A second aspect of this publication is the transfer of knowledge between different colonial spaces: knowledge could diffuse or be transferred from Goa to Manila, from Paris to Mexico, from London to Havana, from Bahia to Seville, depicting wide spreading and loosely interconnected networks of knowledge transfer. Iberian colonialisms2 are often characterized by multi-local organizations with limited capacities to create stable border regimes. Movements of knowledge could be seen to be transcolonial because they took place in a global colonial context and transgressed the limits established by colonial regimes.3

The knowledge that circulated between the continents very often comprised subjects that in this period were part of the tradition of natural history. A third perspective, which will be developed in the final chapter of this volume, will thus focus on the issue of how European sciences, working on materials communicated from the colonies, began to classify non-European nature. In this long-lasting process, many actors pursued the goal of rendering this nature exploitable to European commercial and industrial means and thus contributed to increase the human imprint in ecosystems and geology. This process of the last 200 years is described by the term “Anthropocene.” This volume intends to use this term in a transformed modus, in order to make processes of knowledge circulation and production of the sixteenth to the early nineteenth centuries more understandable.
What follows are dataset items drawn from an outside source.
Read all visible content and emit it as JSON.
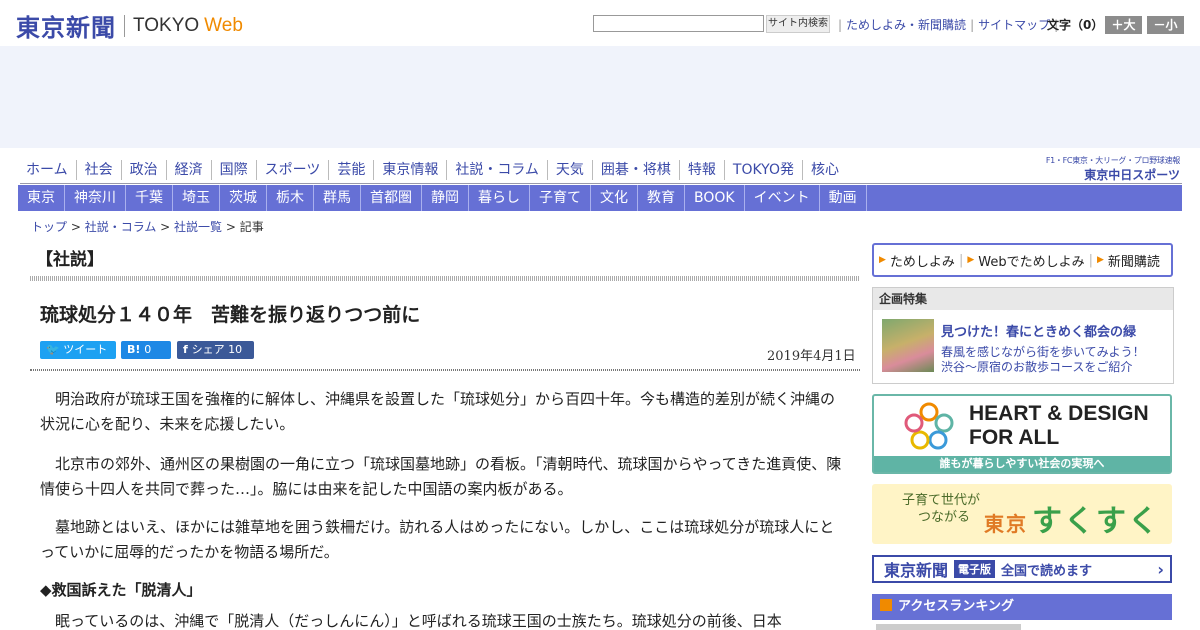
{
  "header": {
    "logo_jp": "東京新聞",
    "logo_tokyo": "TOKYO",
    "logo_web": "Web",
    "search_button": "サイト内検索",
    "links": [
      "ためしよみ・新聞購読",
      "サイトマップ"
    ],
    "font_size_label": "文字（0）",
    "font_larger": "＋大",
    "font_smaller": "－小"
  },
  "nav_main": [
    "ホーム",
    "社会",
    "政治",
    "経済",
    "国際",
    "スポーツ",
    "芸能",
    "東京情報",
    "社説・コラム",
    "天気",
    "囲碁・将棋",
    "特報",
    "TOKYO発",
    "核心"
  ],
  "chunichi": {
    "small": "F1・FC東京・大リーグ・プロ野球速報",
    "big": "東京中日スポーツ"
  },
  "nav_regional": [
    "東京",
    "神奈川",
    "千葉",
    "埼玉",
    "茨城",
    "栃木",
    "群馬",
    "首都圏",
    "静岡",
    "暮らし",
    "子育て",
    "文化",
    "教育",
    "BOOK",
    "イベント",
    "動画"
  ],
  "breadcrumb": {
    "items": [
      "トップ",
      "社説・コラム",
      "社説一覧"
    ],
    "current": "記事",
    "sep": " > "
  },
  "article": {
    "section": "【社説】",
    "headline": "琉球処分１４０年　苦難を振り返りつつ前に",
    "share": {
      "tweet": "ツイート",
      "hatena": "0",
      "fb_label": "シェア",
      "fb_count": "10"
    },
    "date": "2019年4月1日",
    "paragraphs": [
      "　明治政府が琉球王国を強権的に解体し、沖縄県を設置した「琉球処分」から百四十年。今も構造的差別が続く沖縄の状況に心を配り、未来を応援したい。",
      "　北京市の郊外、通州区の果樹園の一角に立つ「琉球国墓地跡」の看板。「清朝時代、琉球国からやってきた進貢使、陳情使ら十四人を共同で葬った…」。脇には由来を記した中国語の案内板がある。",
      "　墓地跡とはいえ、ほかには雑草地を囲う鉄柵だけ。訪れる人はめったにない。しかし、ここは琉球処分が琉球人にとっていかに屈辱的だったかを物語る場所だ。",
      "　眠っているのは、沖縄で「脱清人（だっしんにん）」と呼ばれる琉球王国の士族たち。琉球処分の前後、日本"
    ],
    "subhead": "◆救国訴えた「脱清人」"
  },
  "sidebar": {
    "promo": [
      "ためしよみ",
      "Webでためしよみ",
      "新聞購読"
    ],
    "feature": {
      "heading": "企画特集",
      "title": "見つけた！春にときめく都会の緑",
      "desc_line1": "春風を感じながら街を歩いてみよう！",
      "desc_line2": "渋谷～原宿のお散歩コースをご紹介"
    },
    "hd_banner": {
      "line1": "HEART & DESIGN",
      "line2": "FOR ALL",
      "foot": "誰もが暮らしやすい社会の実現へ"
    },
    "sukusuku": {
      "small1": "子育て世代が",
      "small2": "つながる",
      "tokyo": "東京",
      "big": "すくすく"
    },
    "digital": {
      "name": "東京新聞",
      "badge": "電子版",
      "text": "全国で読めます"
    },
    "ranking": "アクセスランキング"
  },
  "colors": {
    "brand": "#3b4aa8",
    "nav": "#6670d5",
    "accent": "#f08a00"
  }
}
The Structure of the Volume

The present volume considers the processes of knowledge exchange and knowledge formation that first occurred inside one of the Iberian colonial empires. With one exception, the contributions are concerned with knowledge in the non-European parts of the Spanish and Portuguese Empires. The term “colonial” in the title is therefore more than simply a territorial and political designation. Colonial also indicates a state of mind (Gruzinski 2002), practices of trade, production of goods, functioning of institutions, diffusion of religions and, last but not least, the production and dissemenation of knowledge (Cañizares-Esguerra 2005). We consider the “colonial situation” (Balandier 1963) to have given a special context for the production, diffusion and use of knowledge. The term “Iberian,” as used in the title, will be used repeatedly in this introduction, whereby “Iberian” is used as a mere geographical designation for the Iberian Peninsula with its heterogeneous political and linguistic as well as religious and cultural structure. For the period from the sixteenth to the nineteenth centuries, the two monarchies (that are considered to be historically linked to the currently existing states) had stabilized their domination over earlier and competing reigns of the Iberian Peninsula. Incidentally, the Portuguese and the Spanish Crowns became briefly unified from 1580 to 1640, but even during this short period, their colonial policies differed greatly.4 The use of the term Iberia is by no means an attempt to unify the two Crowns or the territories they dominated in the non-European world. Rather, its use should reflect their differences, as would be the case for any other commonly used term.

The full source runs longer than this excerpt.